Having close family was key in supporting their family during this time of transition. “We had great support from my in-laws while I was in medical school, so I was very fortunate. I had a 45-minute one-way commute to medical school, as well, but even with all of these challenges, I was able to take things day by day.”
After graduation, the Perez family moved to Columbia for Caroline’s dermatology residency at MU Health. “I interviewed here and was really impressed by the program, the residents, and Columbia in general,” Caroline says. Caroline is currently in her first year of residency and plans to be in Columbia for the next few years.
Following Her Heart
“Starting over isn’t new to me, as loss and change have always been a part of my life,” says Misty Phillips. “I lost my twin sister when I was very young. She and I were both born with congenital heart disease. I was supposed to have open-heart surgery, but my physical heart healed itself.”
Since then, Misty has always followed her heart. As a young child, she dreamed of being a lawyer, a teacher, and a social worker. “I am blessed to have had so many people who have supported me on my path,” she says.
Growing up, Misty was close to her paternal aunt and grandfather.
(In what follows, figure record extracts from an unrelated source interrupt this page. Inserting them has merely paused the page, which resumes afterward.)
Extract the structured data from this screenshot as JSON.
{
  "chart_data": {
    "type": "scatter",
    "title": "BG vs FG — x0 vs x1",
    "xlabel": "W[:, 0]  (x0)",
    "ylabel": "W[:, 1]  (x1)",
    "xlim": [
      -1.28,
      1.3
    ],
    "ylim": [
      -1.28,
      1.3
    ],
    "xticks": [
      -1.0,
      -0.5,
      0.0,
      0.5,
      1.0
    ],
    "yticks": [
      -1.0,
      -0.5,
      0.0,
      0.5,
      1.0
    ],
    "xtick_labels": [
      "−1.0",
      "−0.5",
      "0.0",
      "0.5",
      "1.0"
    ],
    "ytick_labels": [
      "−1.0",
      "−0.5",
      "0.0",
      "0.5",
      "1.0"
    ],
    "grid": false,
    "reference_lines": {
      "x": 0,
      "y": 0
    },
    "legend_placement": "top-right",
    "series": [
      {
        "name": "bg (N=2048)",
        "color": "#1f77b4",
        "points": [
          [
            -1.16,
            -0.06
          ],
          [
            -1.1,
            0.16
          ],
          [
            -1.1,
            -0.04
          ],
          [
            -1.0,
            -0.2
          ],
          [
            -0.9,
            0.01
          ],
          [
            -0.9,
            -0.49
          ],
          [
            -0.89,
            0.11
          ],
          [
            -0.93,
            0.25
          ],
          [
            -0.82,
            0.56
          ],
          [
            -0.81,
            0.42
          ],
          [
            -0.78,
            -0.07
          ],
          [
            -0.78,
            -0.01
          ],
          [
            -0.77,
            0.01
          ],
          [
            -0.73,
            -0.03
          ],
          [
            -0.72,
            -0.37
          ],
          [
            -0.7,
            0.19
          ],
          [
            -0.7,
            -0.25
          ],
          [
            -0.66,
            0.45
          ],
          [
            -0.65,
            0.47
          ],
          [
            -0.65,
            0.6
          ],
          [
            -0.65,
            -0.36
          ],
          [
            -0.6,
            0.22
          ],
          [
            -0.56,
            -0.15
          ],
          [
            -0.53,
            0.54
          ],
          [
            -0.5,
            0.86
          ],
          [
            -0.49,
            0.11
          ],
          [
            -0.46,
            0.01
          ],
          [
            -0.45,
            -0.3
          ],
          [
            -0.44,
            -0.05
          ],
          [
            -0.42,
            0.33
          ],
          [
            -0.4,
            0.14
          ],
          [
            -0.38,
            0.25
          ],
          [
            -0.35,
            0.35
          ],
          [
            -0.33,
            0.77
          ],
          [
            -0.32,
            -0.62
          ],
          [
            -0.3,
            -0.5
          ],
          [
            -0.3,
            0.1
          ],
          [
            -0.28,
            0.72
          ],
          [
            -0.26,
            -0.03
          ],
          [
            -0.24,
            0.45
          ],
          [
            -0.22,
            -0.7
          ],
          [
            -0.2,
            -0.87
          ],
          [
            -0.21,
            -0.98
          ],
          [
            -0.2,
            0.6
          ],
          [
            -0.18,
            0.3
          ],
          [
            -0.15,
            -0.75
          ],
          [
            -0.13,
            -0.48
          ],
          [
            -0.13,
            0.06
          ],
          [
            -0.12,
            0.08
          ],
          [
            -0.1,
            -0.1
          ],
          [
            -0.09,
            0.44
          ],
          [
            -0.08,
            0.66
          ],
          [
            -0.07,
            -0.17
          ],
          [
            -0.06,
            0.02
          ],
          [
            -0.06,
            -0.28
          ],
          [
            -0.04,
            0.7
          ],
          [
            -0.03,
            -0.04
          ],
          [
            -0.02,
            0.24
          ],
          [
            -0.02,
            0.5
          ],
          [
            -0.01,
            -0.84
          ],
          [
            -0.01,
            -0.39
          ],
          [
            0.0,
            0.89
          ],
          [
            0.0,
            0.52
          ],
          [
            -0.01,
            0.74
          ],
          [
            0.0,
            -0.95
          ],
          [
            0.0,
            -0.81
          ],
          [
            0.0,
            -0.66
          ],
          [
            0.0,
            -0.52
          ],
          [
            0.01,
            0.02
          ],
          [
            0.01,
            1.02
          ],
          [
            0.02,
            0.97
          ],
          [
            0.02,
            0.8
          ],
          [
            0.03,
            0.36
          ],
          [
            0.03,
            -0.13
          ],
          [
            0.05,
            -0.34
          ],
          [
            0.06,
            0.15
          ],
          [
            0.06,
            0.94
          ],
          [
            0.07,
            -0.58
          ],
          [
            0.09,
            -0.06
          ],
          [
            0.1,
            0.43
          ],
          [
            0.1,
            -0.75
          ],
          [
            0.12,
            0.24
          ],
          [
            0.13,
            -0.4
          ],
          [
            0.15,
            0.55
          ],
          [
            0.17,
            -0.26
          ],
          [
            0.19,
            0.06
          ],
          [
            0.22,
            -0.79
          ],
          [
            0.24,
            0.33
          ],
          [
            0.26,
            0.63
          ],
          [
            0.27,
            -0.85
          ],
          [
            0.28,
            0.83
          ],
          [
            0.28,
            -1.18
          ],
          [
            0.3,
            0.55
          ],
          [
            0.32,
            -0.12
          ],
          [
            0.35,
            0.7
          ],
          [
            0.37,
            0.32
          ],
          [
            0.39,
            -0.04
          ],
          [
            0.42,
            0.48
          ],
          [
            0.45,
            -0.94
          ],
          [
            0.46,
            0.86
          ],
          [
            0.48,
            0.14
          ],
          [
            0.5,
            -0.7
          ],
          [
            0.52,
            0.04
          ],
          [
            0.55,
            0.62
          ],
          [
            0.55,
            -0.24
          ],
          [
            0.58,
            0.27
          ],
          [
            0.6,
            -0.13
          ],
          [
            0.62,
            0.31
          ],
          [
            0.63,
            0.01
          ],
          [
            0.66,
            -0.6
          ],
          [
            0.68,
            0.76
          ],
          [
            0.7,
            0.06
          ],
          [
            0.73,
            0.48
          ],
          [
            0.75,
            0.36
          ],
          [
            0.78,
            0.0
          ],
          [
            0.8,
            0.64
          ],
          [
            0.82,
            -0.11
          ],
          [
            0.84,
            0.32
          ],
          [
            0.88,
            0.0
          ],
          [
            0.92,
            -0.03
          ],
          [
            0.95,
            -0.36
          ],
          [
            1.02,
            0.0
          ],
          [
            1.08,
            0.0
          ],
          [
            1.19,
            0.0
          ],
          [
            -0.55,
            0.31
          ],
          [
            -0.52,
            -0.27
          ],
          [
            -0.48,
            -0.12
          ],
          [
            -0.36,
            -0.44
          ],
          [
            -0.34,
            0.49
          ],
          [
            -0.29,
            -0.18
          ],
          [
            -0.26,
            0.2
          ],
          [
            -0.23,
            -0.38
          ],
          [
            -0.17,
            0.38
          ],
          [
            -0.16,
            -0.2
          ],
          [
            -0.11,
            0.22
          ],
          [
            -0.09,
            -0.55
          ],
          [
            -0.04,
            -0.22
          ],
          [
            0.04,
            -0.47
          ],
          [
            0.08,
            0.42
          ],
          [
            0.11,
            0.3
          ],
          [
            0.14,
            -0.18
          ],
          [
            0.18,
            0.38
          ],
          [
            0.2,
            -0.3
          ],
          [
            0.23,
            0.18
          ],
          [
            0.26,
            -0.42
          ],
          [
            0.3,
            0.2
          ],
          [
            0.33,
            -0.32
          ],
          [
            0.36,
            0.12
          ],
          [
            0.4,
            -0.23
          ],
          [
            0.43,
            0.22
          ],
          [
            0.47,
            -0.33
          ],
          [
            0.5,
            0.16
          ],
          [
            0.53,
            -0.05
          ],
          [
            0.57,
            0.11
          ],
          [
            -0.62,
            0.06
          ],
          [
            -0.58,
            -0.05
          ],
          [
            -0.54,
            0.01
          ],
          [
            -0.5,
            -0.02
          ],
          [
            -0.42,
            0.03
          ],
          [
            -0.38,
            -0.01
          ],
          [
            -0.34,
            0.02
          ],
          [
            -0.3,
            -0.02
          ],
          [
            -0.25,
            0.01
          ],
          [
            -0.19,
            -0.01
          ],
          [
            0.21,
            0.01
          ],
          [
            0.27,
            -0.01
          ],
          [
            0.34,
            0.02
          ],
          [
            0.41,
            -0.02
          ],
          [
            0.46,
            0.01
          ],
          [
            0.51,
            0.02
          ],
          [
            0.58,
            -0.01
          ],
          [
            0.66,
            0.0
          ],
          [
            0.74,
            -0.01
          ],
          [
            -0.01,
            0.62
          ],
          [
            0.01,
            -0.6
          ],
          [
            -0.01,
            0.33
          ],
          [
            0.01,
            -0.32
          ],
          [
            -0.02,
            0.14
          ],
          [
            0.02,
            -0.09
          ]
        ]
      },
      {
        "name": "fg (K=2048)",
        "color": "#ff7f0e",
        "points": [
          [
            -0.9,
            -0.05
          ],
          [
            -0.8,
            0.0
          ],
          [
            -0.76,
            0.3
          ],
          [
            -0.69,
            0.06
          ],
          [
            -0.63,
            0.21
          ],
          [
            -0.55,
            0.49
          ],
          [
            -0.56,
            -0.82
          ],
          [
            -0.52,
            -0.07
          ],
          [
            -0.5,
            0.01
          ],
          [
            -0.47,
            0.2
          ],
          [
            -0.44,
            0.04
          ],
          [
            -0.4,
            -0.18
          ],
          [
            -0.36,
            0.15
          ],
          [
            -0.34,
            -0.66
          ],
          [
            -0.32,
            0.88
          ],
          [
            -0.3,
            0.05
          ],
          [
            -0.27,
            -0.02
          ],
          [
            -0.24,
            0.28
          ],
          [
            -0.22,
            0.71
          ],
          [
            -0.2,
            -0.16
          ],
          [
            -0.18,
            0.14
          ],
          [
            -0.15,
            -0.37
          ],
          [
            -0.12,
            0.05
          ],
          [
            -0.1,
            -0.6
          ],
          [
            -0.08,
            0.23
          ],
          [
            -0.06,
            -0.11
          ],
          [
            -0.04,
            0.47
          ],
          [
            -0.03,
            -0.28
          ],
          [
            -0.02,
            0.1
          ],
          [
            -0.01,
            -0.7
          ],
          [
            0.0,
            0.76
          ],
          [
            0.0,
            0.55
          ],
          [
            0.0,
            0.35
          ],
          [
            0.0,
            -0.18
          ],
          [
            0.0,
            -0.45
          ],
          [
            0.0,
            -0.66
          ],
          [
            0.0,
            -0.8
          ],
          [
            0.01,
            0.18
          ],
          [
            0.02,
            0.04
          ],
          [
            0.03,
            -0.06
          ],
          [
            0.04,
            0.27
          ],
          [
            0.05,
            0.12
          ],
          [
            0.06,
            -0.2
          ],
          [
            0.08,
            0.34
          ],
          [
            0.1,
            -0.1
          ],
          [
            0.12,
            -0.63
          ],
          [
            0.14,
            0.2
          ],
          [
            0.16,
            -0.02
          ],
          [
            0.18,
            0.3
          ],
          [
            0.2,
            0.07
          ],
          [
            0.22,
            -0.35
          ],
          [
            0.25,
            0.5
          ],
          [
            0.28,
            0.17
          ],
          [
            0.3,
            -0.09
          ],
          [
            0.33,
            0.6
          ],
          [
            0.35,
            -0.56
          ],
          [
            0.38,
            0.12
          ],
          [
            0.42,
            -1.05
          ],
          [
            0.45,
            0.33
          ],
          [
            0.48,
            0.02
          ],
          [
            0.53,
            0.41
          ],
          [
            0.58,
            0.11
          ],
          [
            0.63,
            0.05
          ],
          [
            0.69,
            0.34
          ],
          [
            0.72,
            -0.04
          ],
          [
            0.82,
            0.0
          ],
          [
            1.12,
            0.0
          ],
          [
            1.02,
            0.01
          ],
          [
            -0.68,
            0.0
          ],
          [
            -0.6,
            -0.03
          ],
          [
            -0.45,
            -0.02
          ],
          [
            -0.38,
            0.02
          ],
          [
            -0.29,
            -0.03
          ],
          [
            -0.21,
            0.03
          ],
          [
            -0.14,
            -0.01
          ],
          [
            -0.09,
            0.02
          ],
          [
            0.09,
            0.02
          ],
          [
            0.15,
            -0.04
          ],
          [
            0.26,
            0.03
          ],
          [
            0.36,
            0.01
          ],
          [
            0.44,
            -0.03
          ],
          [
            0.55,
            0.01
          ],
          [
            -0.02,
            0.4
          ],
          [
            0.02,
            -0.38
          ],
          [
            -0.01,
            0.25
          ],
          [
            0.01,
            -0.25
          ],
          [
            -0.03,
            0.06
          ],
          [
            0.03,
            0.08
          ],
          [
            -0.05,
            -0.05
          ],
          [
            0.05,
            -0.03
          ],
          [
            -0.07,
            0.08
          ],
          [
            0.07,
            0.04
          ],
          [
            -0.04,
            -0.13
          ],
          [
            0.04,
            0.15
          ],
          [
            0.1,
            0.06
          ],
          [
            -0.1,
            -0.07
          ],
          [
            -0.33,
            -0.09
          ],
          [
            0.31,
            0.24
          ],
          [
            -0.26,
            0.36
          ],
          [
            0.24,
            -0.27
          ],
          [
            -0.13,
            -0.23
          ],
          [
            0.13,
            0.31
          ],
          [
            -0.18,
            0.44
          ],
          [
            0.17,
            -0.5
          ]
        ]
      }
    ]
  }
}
With their encouragement, she started working in higher education with plans to attend law school. “But my heart overruled, and I decided to stay back because my aunt was diagnosed with metastatic breast cancer,” says Misty. While being a caregiver to her aunt, Misty started her first graduate program.
Soon after her aunt passed away, Misty married and continued to work in higher education. She became the youngest female administrator at Columbia College, serving in multiple roles and developing the institutional compliance department. She also became part of a national effort to improve access to online education. Her passion has always been about the greater good, and during this time, she earned her graduate degree in social work.
Her son, Jackson, was born in September of 2014, and thanks to advances in technology, doctors confirmed early he would be born with a healthy heart. Soon after, she went through a divorce and became a single mom to her creative and empathetic son. Her grandfather, her son’s namesake, was a huge supporter her whole life, but especially during this time of transition.
Then her grandfather’s cancer became active again. “I believe life is about lessons and blessings — the universe gave me signs once again that I was ready to change and to pursue my desire to be a social worker to make my spiritual heart whole,” Misty says. She transitioned to her current role as a social worker at Lutheran Family and Children’s Services, a position that allows her to give back to others.
Not long after starting her new position, Misty received the call that her grandfather had been killed in a car accident. She keeps a photo of him on her desk. “I am able to look at this photo and be reminded of the many things I learned from such a great person and continue doing good work.”